The toll in the blasts and subsequent fire at the Moon Market rose to 62 today as the families of eight persons who had died in the attack had buried them without taking the bodies to the city morgue, police said.

Officials had earlier put the number of dead at 54.

"The death toll now stands at 62 as the families of eight victims did not inform us about their deaths and buried them on their own," superintendent of police Shoaib Khurram said. "Soon after the attack, the families of the dead picked up their bodies."

Two brides were among the dead. "The brides were in Shamim Beauty Parlour, located on the second floor of a building that caught fire after the blasts, and all present there were burnt alive," Nazir Ahmed, who owns a video shop in the market, told PTI.

Over a dozen bodies were beyond recognition, officials said.

Meanwhile, police officials were divided over whether the blasts were caused by suicide attackers or bombs planted in the market.
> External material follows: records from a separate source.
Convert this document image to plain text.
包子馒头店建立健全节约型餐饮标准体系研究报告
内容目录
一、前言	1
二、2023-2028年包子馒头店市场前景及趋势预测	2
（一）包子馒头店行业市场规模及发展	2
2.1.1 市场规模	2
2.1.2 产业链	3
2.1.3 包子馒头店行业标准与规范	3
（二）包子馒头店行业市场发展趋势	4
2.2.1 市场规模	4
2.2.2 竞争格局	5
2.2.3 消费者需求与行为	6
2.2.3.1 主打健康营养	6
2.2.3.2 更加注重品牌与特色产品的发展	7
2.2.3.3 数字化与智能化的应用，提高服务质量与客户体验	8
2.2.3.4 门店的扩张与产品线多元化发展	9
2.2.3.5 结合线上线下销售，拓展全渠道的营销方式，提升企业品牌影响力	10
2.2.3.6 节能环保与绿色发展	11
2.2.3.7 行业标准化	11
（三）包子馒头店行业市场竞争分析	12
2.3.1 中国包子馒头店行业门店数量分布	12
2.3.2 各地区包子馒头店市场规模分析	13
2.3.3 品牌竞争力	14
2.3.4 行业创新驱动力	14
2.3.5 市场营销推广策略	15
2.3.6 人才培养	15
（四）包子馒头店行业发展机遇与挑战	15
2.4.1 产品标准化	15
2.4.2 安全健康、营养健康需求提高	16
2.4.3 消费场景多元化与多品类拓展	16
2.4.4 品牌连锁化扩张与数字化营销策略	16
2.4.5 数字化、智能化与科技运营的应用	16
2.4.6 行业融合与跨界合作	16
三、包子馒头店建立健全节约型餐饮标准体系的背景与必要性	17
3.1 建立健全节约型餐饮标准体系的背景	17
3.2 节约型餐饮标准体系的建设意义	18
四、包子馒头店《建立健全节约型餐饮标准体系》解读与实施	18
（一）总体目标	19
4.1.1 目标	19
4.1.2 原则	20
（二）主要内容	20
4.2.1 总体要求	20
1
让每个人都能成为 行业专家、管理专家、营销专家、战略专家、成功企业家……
Soon after the attack on Monday, special superintendent of police Shafiq Ahmad Gujjar had said the heads of two suicide bombers had been found at the site. But some officials of the police department do not agree with this view.

"There is a crater at the blast site and in cases involving suicide bombers, a crater has never been found," a police official who is part of the team investigating the blasts told PTI.

He said the fire that engulfed the market could not be controlled for seven hours despite the best efforts of fire fighters.

"This indicates the presence of phosphorus," he said. "At least 15 to 17kg of phosphorus is required to cause such a devastating fire. The suicide bombers theory means that the attackers would have had to carry the chemicals along with their explosive belts," the official said.

A senior doctor of Services Hospital supported this claim of the police official.